Film-makers are changing the way they operate as digital players move into in-house originals
Documentary-makers are navigating a “changing” environment with the likes of Netflix and Amazon as the global SVoD players retool their non-fiction strategies.
Crystal Moselle, director of Sundance Grand Jury Award-winning feature doc The Wolfpack, told Broadcast that the relationship is evolving as the services move away from acquisitions and into commissioning in-house originals.
“Netflix and Amazon are not buying films any more. Everything is changing because they want to make their own films,” she said.
Moselle was among a group of doc-makers, including Bafta-winning The Imposter director Bart Layton of Raw TV and The Queen Of Versailles film-maker Lauren Greenfield, who were speaking at a Sundance London event last week.
“The SVoDs are courting us at dinners because they want us to make our next film with them”
Crystal Moselle, director
Moselle, whose first scripted feature Skate Kitchen (pictured) premiered at Sundance Film Festival in January, highlighted that the event, which is usually a hotbed of activity for documentary sales to SVoD platforms, was “completely different”.
“No one was buying but the SVoDs were courting us at dinners – because they want us to make our next film with them,” said Moselle.
She noted that their involvement in commissioning changes the film-making process because “they want to be in there to give notes and have a say in the final cut”.
The climate is vastly different from last year, when Netflix acquired Jeff Orlowski’s Chasing Coral and Bryan Fogel’s Icarus – which went on to win the Best Documentary Oscar in March – at the Utah festival, paying a reported $5m (£3.8m) for the latter.
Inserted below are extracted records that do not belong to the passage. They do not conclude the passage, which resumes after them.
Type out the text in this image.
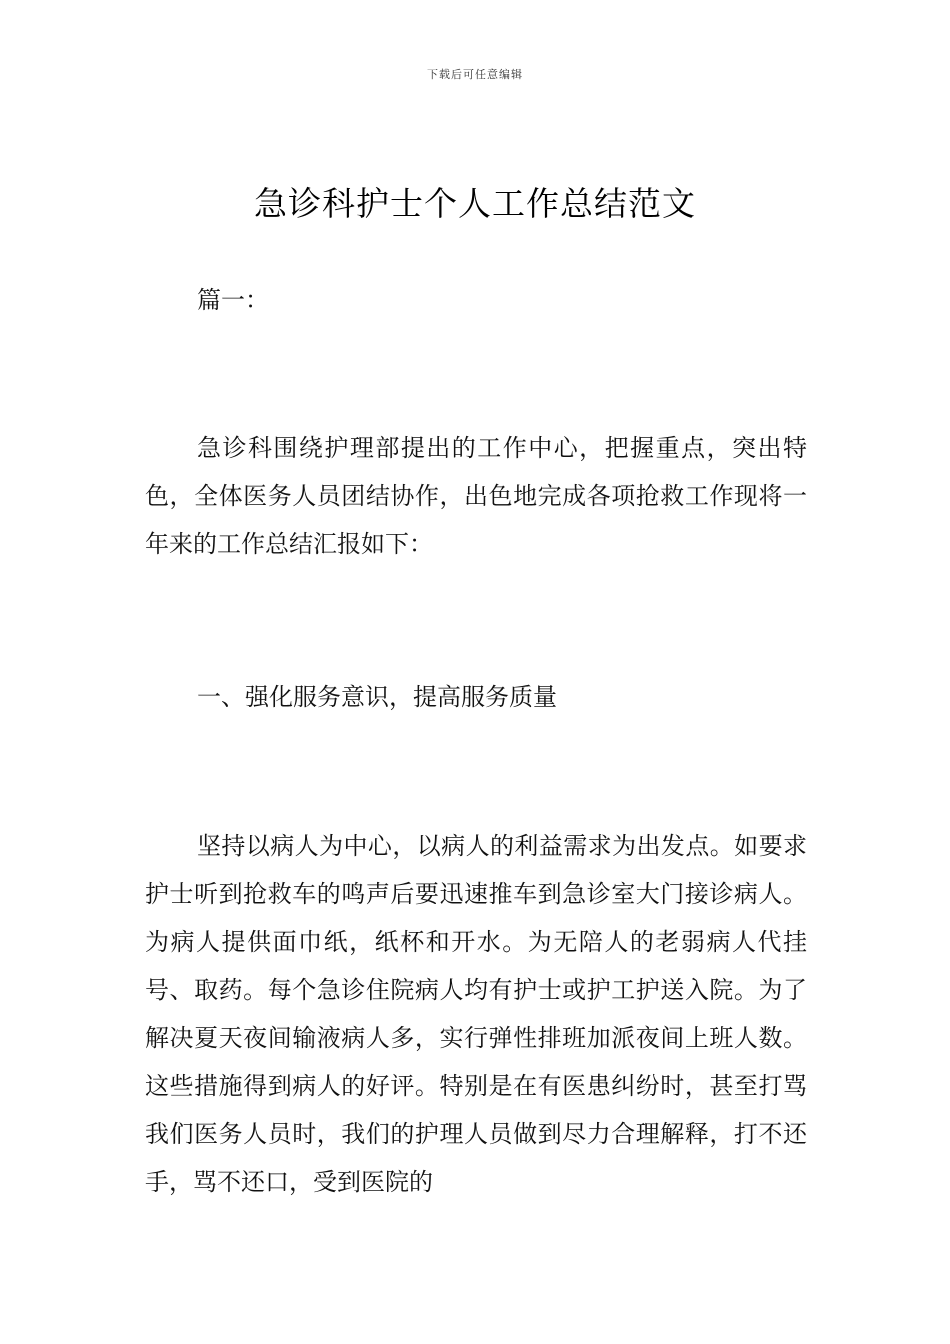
下载后可任意编辑
急诊科护士个人工作总结范文

篇一：

急诊科围绕护理部提出的工作中心，把握重点，突出特色，全体医务人员团结协作，出色地完成各项抢救工作现将一年来的工作总结汇报如下：

一、强化服务意识，提高服务质量

坚持以病人为中心，以病人的利益需求为出发点。如要求护士听到抢救车的鸣声后要迅速推车到急诊室大门接诊病人。为病人提供面巾纸，纸杯和开水。为无陪人的老弱病人代挂号、取药。每个急诊住院病人均有护士或护工护送入院。为了解决夏天夜间输液病人多，实行弹性排班加派夜间上班人数。这些措施得到病人的好评。特别是在有医患纠纷时，甚至打骂我们医务人员时，我们的护理人员做到尽力合理解释，打不还手，骂不还口，受到医院的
However, Netflix’s preference to strike deals that do not allow a theatrical release remains a thorny issue for some. Greenfield noted that this is not an issue with Amazon, which picked up her most recent effort, Generation Wealth.
“Unlike Netflix, Amazon is really committed to theatrical, with a 90-day window before streaming. They were a very friendly place,” she said.
The doc-maker, who sold her eating disorder doc Thin to HBO in 2006, claimed that targeting a theatrical release also depends on a film’s subject matter.
“Thin is a movie about eating disorders and featured girls throwing up on camera. No one is going to pay to see that in a theatre but it was amazing how it reached an audience on TV. HBO did some great educational outreach around it,” said Greenfield.
Jennifer Fox, who sold her first narrative feature The Tale to HBO earlier this year, said the broadcast deal was a “pragmatic decision” based on the dark topic of the film, which tackles child sexual abuse.
“The autumn cinema releases in the US were much lighter,” she said. “HBO offered me millions of eyeballs immediately, while going theatrical felt like a high risk.”
Doc-makers also noted that the boundaries between factual filmmaking and drama are blurring, with several directors at Sundance London crossing over almost completely into fiction.
Raw TV’s Layton – whose docu-drama American Animals premiered at Sundance in January and opened in US cinemas last week – claimed that there is now more room for experimentation within documentary.
Fact and fiction
American Animals, a crime drama based on the true story of a library heist at Transylvania University in Kentucky, includes several real-life interviews.
A number of recent UK efforts have also trod the line between documentary and fiction. Most recently, Brinkworth Films was commissioned by Channel 4 to transform a series of audio interviews with the families of paedophiles into a docu-drama. Offender In The Family (w/t/) features actors lip-syncing to protect the identity of those involved.
Emma Cooper, global president of non-fiction for Vice Media-backed Pulse Films, is currently producing an eight-part series about missing girl Madeleine McCann for Netflix.
She warned that it is vital for film-makers who are venturing into drama to maintain the authenticity of their projects and said she “worries terribly about misconstruing something” for the sake of drama.
“We are doing a drama recreation shoot at the moment for a Netflix series and I’m obsessing about making sure everything being done to heighten the story is something I can stand by when it goes out,” she said.
“It’s exciting that doc-makers are getting into this world and making these stories because we’re not going to bullshit. We will put our own vision on it, but we won’t do something that’s untrue.”